Your Mutual Fund's P/E is Likely Very Wrong (Seeking Alpha)
- focuses more on the variants (whether negative earnings should be excluded) than the basic calculation

Comments

  • Regarding the exclusion of negative earning companies in p-e calculations, that is correct and actually leads to major distortions in valuations of especially small-cap index funds. But I would think for large-cap funds, the calculation is closer to being accurate as most blue chip companies have some sort of earnings. But to include the negative earning companies in the calculation makes small-cap Russell 2000 index funds seems wildly expensive.
  • In another Bogleheads thread, there is the observation that negative earnings may not be that big a factor in S&P index funds. That is because the S&P indexing methodology excludes nonprofitable companies. Though there would still be a lag before the losers were kicked out.

    I haven't checked lately on the methodology details, but in broad strokes that rings true. It's why for small caps I'm more interested in funds that use the S&P companies as their universe rather than in funds that select companies out of the R2K.
  • That is also correct. In some respects, S&P funds aren’t automated index funds in that the stocks in them are selected by members of the S&P index committee and one of the criteria for the committee’s inclusion of a stock in the S&P 500 historically has been profitability. I believe that is true for the S&P 600 for small stocks as well.
  • I'ves seen an increase in the use of harmonic average, because it supposedly eliminates outliers, is that correct?
  • That is also correct. In some respects, S&P funds aren’t automated index funds in that the stocks in them are selected by members of the S&P index committee and one of the criteria for the committee’s inclusion of a stock in the S&P 500 historically has been profitability. I believe that is true for the S&P 600 for small stocks as well.

    Companies must have positive earnings over the most recent quarter as well as over the most recent four quarters (in aggregate) to be considered for inclusion. Consequently, the S&P 600 has a bit of a quality tilt versus the Russell 2000.
  • I'ves seen an increase in the use of harmonic average, because it supposedly eliminates outliers, is that correct?

    Since no data points are excluded in calculating a harmonic average, outliers are not being eliminated. The formula doesn't even identify which points, if any, are outliers.

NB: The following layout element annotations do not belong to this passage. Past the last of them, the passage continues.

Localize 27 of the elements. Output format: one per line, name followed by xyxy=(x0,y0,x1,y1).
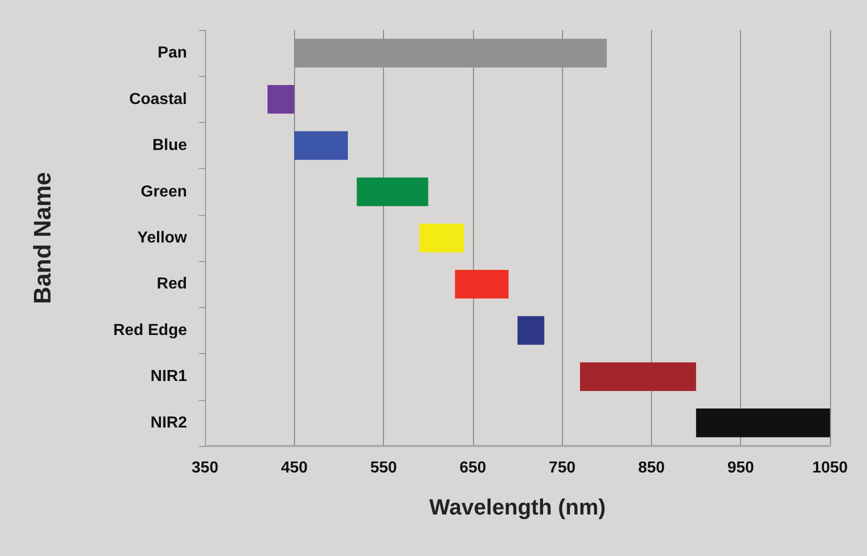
bar xyxy=(419,224,464,252)
y-tick-label: NIR1 xyxy=(150,368,188,386)
y-tick-label: Red xyxy=(156,276,187,293)
y-tick-label: Coastal xyxy=(129,90,187,108)
x-tick-label: 550 xyxy=(370,460,398,476)
x-tick-label: 750 xyxy=(548,460,576,476)
x-axis-title: Wavelength (nm) xyxy=(429,494,606,520)
bar xyxy=(294,131,348,160)
bar xyxy=(356,177,428,206)
x-tick-label: 1050 xyxy=(812,460,848,476)
y-axis-title: Band Name xyxy=(30,172,56,304)
bar xyxy=(455,270,509,299)
y-tick-label: Pan xyxy=(158,44,187,62)
bar xyxy=(580,362,696,391)
y-tick-label: Red Edge xyxy=(113,322,188,339)
x-tick-label: 850 xyxy=(638,460,665,476)
y-tick-label: Yellow xyxy=(137,230,188,246)
bar xyxy=(518,316,544,345)
bar xyxy=(268,85,294,114)
y-tick-label: Blue xyxy=(152,137,188,154)
bar xyxy=(696,408,830,438)
y-tick-label: Green xyxy=(140,183,187,200)
y-tick-label: NIR2 xyxy=(150,414,188,432)
x-tick-label: 650 xyxy=(460,460,486,476)
x-tick-label: 350 xyxy=(192,460,218,476)
x-tick-label: 950 xyxy=(727,460,754,476)
x-tick-label: 450 xyxy=(280,460,308,476)
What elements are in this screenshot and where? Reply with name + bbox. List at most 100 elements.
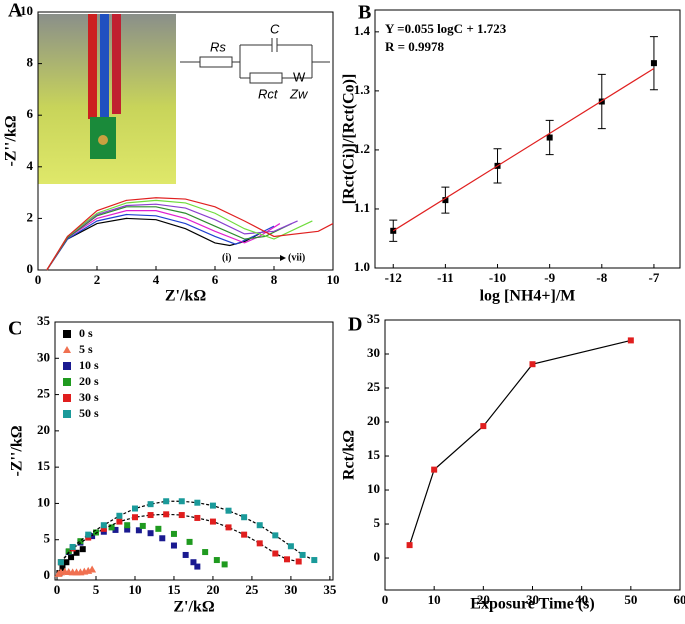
data-point: [210, 503, 216, 509]
x-tick-label: 5: [93, 582, 100, 597]
x-tick-label: 10: [327, 272, 340, 287]
x-tick-label: -11: [437, 270, 454, 285]
data-point: [179, 512, 185, 518]
data-point: [58, 559, 64, 565]
data-point: [311, 557, 317, 563]
data-point: [132, 514, 138, 520]
circuit: [180, 38, 330, 83]
y-tick-label: 25: [367, 379, 381, 394]
data-line: [410, 340, 631, 545]
y-tick-label: 6: [27, 106, 34, 121]
data-point: [85, 532, 91, 538]
data-point: [226, 524, 232, 530]
y-tick-label: 4: [27, 158, 34, 173]
y-tick-label: 8: [27, 55, 34, 70]
data-point: [140, 523, 146, 529]
data-point: [431, 467, 437, 473]
x-tick-label: 0: [382, 592, 389, 607]
x-tick-label: 35: [323, 582, 337, 597]
y-axis-label: -Z''/kΩ: [3, 115, 20, 166]
data-point: [148, 512, 154, 518]
data-point: [155, 526, 161, 532]
annotation: (i): [222, 252, 231, 263]
data-point: [214, 557, 220, 563]
data-point: [288, 543, 294, 549]
y-axis-label: Rct/kΩ: [341, 430, 358, 480]
data-point: [257, 540, 263, 546]
x-tick-label: -12: [385, 270, 402, 285]
legend-marker: [63, 362, 71, 370]
y-tick-label: 5: [374, 515, 381, 530]
x-tick-label: 0: [54, 582, 61, 597]
x-tick-label: -7: [649, 270, 660, 285]
legend-label: 10 s: [79, 358, 99, 372]
y-tick-label: 1.4: [354, 23, 371, 38]
data-point: [183, 552, 189, 558]
data-point: [300, 552, 306, 558]
data-point: [109, 524, 115, 530]
data-point: [547, 135, 553, 141]
data-point: [159, 535, 165, 541]
photo-wire: [88, 14, 97, 119]
legend-marker: [63, 378, 71, 386]
data-point: [132, 506, 138, 512]
data-point: [241, 532, 247, 538]
circuit-label: Rs: [210, 39, 226, 54]
data-point: [202, 549, 208, 555]
y-tick-label: 30: [367, 345, 380, 360]
data-point: [116, 513, 122, 519]
photo-wire: [100, 14, 109, 119]
data-point: [148, 530, 154, 536]
y-tick-label: 0: [27, 261, 34, 276]
data-point: [179, 498, 185, 504]
x-tick-label: 20: [206, 582, 219, 597]
circuit-label: C: [270, 21, 280, 36]
photo-wire: [112, 14, 121, 114]
data-point: [284, 556, 290, 562]
plot-frame: [385, 320, 680, 590]
data-point: [163, 511, 169, 517]
annotation: (vii): [288, 252, 305, 263]
x-tick-label: 15: [167, 582, 181, 597]
legend-label: 20 s: [79, 374, 99, 388]
x-tick-label: 6: [212, 272, 219, 287]
data-line: [393, 68, 654, 230]
data-point: [187, 539, 193, 545]
circuit-label: Rct: [258, 86, 279, 101]
data-point: [257, 522, 263, 528]
x-tick-label: -9: [544, 270, 555, 285]
data-point: [194, 564, 200, 570]
legend-label: 5 s: [79, 342, 93, 356]
data-point: [194, 500, 200, 506]
x-tick-label: 4: [153, 272, 160, 287]
data-point: [194, 515, 200, 521]
x-axis-label: log [NH4+]/M: [480, 288, 576, 305]
legend-marker: [63, 346, 71, 353]
y-tick-label: 35: [37, 313, 51, 328]
data-point: [222, 561, 228, 567]
y-tick-label: 15: [367, 447, 381, 462]
data-point: [628, 337, 634, 343]
panel-label: D: [348, 314, 362, 336]
data-point: [241, 514, 247, 520]
data-point: [171, 543, 177, 549]
x-tick-label: 10: [128, 582, 141, 597]
y-tick-label: 35: [367, 311, 381, 326]
x-tick-label: 50: [624, 592, 637, 607]
x-tick-label: 0: [35, 272, 42, 287]
data-point: [530, 361, 536, 367]
y-tick-label: 25: [37, 386, 51, 401]
x-tick-label: -8: [596, 270, 607, 285]
legend-label: 30 s: [79, 390, 99, 404]
y-tick-label: 20: [37, 422, 50, 437]
data-point: [116, 519, 122, 525]
data-point: [480, 423, 486, 429]
panel-label: B: [358, 2, 371, 24]
x-tick-label: 8: [271, 272, 278, 287]
data-point: [272, 532, 278, 538]
y-tick-label: 10: [367, 481, 380, 496]
data-point: [296, 558, 302, 564]
data-point: [124, 522, 130, 528]
y-tick-label: 10: [20, 3, 33, 18]
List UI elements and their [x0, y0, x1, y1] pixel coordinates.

    Arguably one could claim that taking the harmonic average of a data set has a natural tendency to underweight extreme points. But even that is a myth.

    Consider the data set {9, 10, 11, 20}. 20 is supposedly an "obvious" outlier. Without it, the average is 10. With it, the average is 12.5. The harmonic average is 11.36, which seems somehow "better".

    Now consider the data set {1, 9, 10, 11}. Here 1 is the "obvious" outlier. Without it, the average is 10. With it, the average is 7.75. The harmonic average is 3.07. That seems somehow "worse".

    The difference between these two examples is that inverting numbers gives proportionately less weight to larger numbers (desirable when 20 is the outlier) but more weight to smaller numbers (undesirable when 1 is the outlier).

    I did cringe when I read in the Bogleheads wiki page I cited that " Using a harmonic average presents the advantage of reducing [not eliminating] the effect of outliers". I gave the page anyway because I felt the rest was useful as a terse summary.
  • @msf thanks for the detailed description. Actually, I might of read that wiki when I first looked up the differences - glad to know i remembered the language correctly. Not glad to know it's misleading?